Frustration, anxiety, disappointment and sadness are all difficult emotions to endure.  To allow  oneself to be vulnerable to these emotions is a hard thing to do.  But whether you chose to engage them or not, they are still within you, like an undigested meal.  Il Solutio is a kind of emotional digestive process.   There is something peristaltic in it.  The limbic system where unprocessed emotion is stored heals itself through experience.  It is a razors edge that almost always cuts in the direction of healing,  even if it opens old wounds that have been covered over.  If seemingly healed, but lingering wounds are creating restriction in your consciousness, in your body,  or in your life, and need to be opened in order to be free, than by all means open them.  There is no tool that will open them to be digested and released with more care, more concern or more intelligence than tears will.  Il Solutio indeed.

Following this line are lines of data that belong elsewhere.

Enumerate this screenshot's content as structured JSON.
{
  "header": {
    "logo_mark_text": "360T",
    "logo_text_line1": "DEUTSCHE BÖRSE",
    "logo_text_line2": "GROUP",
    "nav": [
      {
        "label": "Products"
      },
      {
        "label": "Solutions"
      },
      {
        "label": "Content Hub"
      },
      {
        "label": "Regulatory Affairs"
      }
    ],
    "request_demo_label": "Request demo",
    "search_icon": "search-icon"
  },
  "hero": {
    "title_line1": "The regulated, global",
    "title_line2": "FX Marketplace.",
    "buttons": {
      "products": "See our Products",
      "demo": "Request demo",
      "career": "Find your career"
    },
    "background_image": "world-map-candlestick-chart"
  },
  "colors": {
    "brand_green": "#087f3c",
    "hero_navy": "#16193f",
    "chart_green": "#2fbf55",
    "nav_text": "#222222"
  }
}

In our culture we are so encouraged to be heroic.  Brave, strong, and enduring. Never more so than in the age of Trump, a man who has never felt anything but his need to cover up his suffering with bluster. He represents something so sick in our culture. Rather than meeting bombastic stupidity with aggression, we can resist by welcoming of our vulnerability, now, and in times past, so that we no longer have to defend what is sweet and soft and healthy in us, with what is hard, restricted,  and calcified.  We can enter those seemingly intractable parts of ourselves, with compassion for our own suffering and a knowingness about the wide open spaces beyond the suffering that we have clamped down on to  separate ourselves from where we have been vulnerable and hurt.  There is an infinite space beyond those structures. An ocean of love and compassion, and nothing to fear.  It is not our courage, or our fighting spirit that accesses the place beyond the known hard boundaries of ourselves, but our willingness to trust the vulnerable emotional release that we may not have not trusted before. Il solutio.